Marcelo Rebelo de Sousa al-Sahhaf Fonseca

Será que ainda não percebeu que a nova variante, a Delta, é uma grande incógnita e que os hospitais podem ficar outra vez sobrelotados, agora com uma população muito mais jovem?

Quando há uns anos fizemos o SOL de Angola colaborei em várias entrevistas no arranque da Caju, a revista que acompanhava o jornal. Um dos personagens mais interessantes e que me situou no tempo e no espaço foi um rapper que tinha um sucesso estrondoso na altura. Quando lhe perguntei como podia um rapper vingar num país com uma democracia tão musculada, respondeu-me: «Em África, primeiro diz-se bem e depois já se pode falar mal». Falar mal era relativo, mas havia alguma crítica social na sua música. Em Moçambique a história era bem pior – e hoje nem se fala – e um estrangeiro que escrevesse alguma coisa desagradável para o Governo podia ser expulso em 24 horas.

Vem esta conversa não a propósito de democracia, mas sim de se dizer primeiro bem e depois mal. Tenho por Marcelo Rebelo de Sousa estima e consideração e acho que tem sido um ótimo Presidente, atendendo ao seu comportamento em momentos difíceis. Recordo-me dos incêndios na zona Centro e na Madeira, de há quatro e cinco anos respetivamente, onde Marcelo funcionou quase como um psiquiatra de populações que se sentiram abandonadas. Para quem vive no bem-bom é natural que olhe para estas atitudes com algum desdém, mas Marcelo deu alento a muito boa gente.

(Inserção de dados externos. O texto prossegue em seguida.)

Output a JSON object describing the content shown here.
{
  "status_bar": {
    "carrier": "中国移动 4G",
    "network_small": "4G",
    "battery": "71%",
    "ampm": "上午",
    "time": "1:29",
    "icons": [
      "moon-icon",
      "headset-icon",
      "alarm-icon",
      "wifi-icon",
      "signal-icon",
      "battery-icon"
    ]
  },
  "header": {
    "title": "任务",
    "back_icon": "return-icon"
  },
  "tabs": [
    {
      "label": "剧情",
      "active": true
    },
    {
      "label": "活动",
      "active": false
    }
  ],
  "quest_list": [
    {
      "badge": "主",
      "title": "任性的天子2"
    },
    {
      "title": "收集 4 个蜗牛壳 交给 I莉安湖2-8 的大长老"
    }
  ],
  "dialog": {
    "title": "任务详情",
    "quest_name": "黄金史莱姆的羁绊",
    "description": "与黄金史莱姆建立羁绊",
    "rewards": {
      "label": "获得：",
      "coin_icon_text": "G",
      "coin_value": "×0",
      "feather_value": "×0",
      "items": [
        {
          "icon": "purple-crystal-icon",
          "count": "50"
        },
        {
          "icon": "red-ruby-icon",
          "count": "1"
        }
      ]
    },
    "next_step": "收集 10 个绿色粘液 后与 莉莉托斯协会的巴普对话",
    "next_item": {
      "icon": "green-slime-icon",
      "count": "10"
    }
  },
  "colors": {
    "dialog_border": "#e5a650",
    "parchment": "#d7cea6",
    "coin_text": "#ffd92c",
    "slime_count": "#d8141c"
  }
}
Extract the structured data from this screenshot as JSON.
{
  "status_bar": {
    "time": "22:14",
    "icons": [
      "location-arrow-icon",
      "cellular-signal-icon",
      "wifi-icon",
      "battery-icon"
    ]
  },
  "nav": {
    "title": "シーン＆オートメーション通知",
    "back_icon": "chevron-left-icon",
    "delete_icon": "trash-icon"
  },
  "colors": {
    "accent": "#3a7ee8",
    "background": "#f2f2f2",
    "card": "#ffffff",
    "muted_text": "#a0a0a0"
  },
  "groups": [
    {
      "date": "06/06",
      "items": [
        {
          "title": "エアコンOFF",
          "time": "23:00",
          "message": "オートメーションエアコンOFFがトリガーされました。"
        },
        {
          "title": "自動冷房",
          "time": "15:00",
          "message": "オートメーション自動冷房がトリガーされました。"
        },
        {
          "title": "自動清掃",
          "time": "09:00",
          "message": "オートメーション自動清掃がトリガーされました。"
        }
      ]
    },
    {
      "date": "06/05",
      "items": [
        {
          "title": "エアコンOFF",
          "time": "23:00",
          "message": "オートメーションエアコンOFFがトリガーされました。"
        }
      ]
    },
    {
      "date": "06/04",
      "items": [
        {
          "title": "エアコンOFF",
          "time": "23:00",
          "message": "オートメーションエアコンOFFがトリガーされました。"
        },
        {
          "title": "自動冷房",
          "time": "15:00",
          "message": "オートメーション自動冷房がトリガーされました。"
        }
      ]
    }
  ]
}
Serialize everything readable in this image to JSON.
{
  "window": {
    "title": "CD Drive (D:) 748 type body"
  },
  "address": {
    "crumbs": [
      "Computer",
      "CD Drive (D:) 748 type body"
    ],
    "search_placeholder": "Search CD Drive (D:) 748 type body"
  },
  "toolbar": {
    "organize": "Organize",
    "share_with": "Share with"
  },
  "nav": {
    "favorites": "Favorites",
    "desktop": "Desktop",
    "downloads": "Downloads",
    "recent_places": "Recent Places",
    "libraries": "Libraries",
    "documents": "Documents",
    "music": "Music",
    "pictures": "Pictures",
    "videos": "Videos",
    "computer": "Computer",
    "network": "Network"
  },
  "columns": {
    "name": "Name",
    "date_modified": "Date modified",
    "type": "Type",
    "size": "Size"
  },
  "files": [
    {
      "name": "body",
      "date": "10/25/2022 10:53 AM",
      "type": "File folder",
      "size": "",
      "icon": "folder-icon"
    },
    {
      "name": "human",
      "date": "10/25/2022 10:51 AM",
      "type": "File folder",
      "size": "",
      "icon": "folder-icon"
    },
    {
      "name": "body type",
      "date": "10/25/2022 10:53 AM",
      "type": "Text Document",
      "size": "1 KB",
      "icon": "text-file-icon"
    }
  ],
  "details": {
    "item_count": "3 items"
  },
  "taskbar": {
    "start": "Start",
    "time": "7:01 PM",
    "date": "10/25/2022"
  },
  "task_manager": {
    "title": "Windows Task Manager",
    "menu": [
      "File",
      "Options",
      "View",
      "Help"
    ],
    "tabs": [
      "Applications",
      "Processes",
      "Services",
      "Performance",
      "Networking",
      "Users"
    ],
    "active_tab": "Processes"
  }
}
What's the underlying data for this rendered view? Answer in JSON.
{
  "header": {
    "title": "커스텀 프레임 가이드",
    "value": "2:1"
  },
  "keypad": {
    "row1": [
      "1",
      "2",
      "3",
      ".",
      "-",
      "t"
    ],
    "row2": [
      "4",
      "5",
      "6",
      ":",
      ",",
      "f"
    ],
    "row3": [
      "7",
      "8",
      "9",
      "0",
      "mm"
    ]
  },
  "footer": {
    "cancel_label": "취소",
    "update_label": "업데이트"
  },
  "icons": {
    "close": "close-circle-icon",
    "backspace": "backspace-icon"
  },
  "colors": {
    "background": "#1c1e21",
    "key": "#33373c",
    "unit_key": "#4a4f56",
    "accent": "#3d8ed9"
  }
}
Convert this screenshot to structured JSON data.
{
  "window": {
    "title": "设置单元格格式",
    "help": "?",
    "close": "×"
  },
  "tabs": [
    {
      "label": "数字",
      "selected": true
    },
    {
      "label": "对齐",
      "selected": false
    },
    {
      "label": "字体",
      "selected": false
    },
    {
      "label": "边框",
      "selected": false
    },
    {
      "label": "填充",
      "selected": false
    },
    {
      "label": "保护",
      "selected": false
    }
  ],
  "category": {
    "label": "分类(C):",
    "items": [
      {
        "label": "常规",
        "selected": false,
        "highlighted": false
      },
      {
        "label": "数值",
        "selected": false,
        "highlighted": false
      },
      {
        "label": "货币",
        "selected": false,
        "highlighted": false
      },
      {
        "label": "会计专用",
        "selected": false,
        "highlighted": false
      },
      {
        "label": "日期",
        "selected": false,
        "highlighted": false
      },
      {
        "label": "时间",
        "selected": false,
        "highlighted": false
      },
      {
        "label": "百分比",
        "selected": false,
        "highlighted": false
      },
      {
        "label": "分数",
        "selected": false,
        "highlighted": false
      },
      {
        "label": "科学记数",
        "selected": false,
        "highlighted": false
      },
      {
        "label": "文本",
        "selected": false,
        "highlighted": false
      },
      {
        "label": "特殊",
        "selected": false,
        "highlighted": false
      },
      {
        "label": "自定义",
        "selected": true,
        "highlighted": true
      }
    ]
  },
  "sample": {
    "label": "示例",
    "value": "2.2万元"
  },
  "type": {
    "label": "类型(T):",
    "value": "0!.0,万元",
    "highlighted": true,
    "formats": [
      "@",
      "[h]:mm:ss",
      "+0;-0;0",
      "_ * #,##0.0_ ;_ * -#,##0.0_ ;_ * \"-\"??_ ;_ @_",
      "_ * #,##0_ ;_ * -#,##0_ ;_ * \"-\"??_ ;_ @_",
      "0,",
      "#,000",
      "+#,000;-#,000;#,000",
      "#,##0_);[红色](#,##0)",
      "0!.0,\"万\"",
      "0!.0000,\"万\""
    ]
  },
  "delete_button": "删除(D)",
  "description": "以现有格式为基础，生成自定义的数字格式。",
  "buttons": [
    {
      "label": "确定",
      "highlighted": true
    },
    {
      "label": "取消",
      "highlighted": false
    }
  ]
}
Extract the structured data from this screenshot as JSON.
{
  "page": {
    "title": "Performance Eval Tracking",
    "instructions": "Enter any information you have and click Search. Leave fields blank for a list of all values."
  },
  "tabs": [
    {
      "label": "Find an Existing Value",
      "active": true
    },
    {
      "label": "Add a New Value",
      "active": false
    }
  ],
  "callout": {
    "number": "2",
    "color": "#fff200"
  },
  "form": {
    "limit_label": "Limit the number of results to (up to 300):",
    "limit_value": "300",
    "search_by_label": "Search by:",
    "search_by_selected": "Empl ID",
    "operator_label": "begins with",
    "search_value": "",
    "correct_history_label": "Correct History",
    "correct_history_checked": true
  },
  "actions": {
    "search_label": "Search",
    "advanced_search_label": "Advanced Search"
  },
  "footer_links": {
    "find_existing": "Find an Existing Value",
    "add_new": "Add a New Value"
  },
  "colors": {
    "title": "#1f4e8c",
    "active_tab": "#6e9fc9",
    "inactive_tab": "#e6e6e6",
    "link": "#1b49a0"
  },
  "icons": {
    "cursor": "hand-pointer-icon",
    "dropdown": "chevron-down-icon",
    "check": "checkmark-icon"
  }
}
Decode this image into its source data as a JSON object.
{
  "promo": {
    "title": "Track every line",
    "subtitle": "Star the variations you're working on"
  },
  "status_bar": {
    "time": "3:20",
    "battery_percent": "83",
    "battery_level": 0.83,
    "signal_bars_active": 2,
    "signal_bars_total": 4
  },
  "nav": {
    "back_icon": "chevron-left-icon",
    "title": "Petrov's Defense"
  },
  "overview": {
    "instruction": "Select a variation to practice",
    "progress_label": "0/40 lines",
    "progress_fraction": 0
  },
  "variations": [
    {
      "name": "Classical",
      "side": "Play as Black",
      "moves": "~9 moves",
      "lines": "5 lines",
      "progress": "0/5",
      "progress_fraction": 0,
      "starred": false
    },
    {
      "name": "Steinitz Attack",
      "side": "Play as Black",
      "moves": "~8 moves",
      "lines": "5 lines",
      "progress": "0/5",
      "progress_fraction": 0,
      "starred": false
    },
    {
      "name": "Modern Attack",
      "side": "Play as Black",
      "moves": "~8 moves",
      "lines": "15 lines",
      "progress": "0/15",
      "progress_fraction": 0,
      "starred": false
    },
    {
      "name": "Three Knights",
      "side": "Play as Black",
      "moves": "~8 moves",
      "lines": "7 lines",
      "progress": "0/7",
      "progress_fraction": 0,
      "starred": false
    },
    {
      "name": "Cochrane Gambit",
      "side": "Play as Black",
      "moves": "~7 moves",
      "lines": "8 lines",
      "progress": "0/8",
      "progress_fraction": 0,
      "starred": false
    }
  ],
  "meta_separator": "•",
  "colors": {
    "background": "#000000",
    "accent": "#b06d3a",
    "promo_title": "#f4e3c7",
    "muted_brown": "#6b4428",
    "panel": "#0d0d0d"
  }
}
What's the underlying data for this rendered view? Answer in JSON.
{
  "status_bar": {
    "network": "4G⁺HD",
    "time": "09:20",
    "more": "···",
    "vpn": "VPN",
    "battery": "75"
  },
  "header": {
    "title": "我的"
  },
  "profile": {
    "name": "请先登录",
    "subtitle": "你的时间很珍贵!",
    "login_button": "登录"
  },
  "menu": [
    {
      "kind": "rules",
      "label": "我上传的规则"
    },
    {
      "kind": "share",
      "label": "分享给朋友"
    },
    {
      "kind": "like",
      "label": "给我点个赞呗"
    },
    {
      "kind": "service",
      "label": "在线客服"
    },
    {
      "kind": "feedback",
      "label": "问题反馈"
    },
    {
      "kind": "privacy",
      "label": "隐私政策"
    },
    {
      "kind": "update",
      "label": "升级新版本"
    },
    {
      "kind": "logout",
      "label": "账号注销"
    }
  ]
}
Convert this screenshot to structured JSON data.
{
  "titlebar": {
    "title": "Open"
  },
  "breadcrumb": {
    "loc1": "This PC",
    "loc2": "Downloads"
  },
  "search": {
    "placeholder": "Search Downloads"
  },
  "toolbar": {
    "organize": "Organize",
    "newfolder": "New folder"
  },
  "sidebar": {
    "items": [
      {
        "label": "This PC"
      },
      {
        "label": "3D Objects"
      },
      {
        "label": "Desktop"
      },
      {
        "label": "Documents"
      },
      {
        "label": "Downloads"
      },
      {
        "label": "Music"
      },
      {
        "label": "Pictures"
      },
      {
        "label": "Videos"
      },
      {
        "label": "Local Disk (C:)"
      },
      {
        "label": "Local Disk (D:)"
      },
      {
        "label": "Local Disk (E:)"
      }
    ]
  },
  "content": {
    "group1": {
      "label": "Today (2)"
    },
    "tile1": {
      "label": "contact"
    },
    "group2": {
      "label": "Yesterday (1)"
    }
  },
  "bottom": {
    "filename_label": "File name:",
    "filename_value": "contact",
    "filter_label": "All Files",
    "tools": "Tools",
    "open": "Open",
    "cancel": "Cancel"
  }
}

Além da Presidência, recordo-me sempre do seu lado rebelde que adora ‘sacanagem’. As partidas que adorava fazer a amigos e jornalistas ficam na história. Quem não se recorda da vichyssoise de Paulo Portas ou de ditar três textos diferentes de pé em cima da mesa para três secretárias? Depois há o seu lado humanitário, onde não faltam testemunhos de seus ex-alunos, além dos cascalenses em situação financeira desesperada que recorriam ao então Professor Marcelo Rebelo de Sousa. Ainda há um ano um conhecido psiquiatra que vive em Cascais me contava várias histórias de pessoas sem dinheiro que pediam ajuda financeira a Marcelo.

No lado mais pessoal, recordo-me dos encontros na praia e no restaurante do Gigi, onde fazia questão de cumprimentar todos os empregados e de brincar com o inevitável Bernardo Reino. É preciso acrescentar as festas de aniversário com outro dos nossos amigos em comum, «o Lima», como diz o Presidente.

Estas são algumas das razões por que gosto de Marcelo, que nas últimas semanas ‘ao fazer uma curva’ seguiu em frente e ainda não conseguiu regressar à estrada. O homem que tem procurado alertar os portugueses para os perigos da pandemia transformou-se nos últimos dias numa espécie de Mohammed Saeed al-Sahhaf – o célebre ministro da Informação de Saddam Hussein, que com as tropas americanas nas suas costas continuava a afirmar que os norte-americanos iam ser esmagados e nunca entrariam em Bagdade –, com uma mistura de Rui Fonseca e Castro, o juiz negacionista da pandemia. Percebe-se e aceita-se que o PR não quer o regresso ao estado de emergência, mas ao dizê-lo taxativamente está a passar a mensagem de que o pior já passou quando não se sabe o que vem aí. Veja-se o recuo do Governo israelita, que voltou a introduzir a obrigatoriedade do uso da máscara em locais públicos. Ou do Dubai, que comprou vacinas da Pfizer depois de a sua população ter tomado as duas doses da vacina chinesa ou russa.

Marcelo, ao defender também Ferro Rodrigues, que apelou aos portugueses para irem rapidamente e em força para Sevilha para ver o jogo de Portugal contra a Bélgica, dos oitavos-de-final do campeonato da Europa, fez lembrar outra vez ‘Mohammed Saeed al-Sahhaf Fonseca’.

Será que ainda não percebeu que a nova variante, a Delta, é uma grande incógnita e que os hospitais podem ficar outra vez sobrelotados, agora com uma população muito mais jovem?

Para voltar à estrada principal e deixar a curva, o PR só tem um caminho, pedir desculpa pela mensagem errada que transmitiu, insistir que não quer voltar ao estado de emergência, mas para que isso não aconteça vamos todos ter de voltar a ter juízo.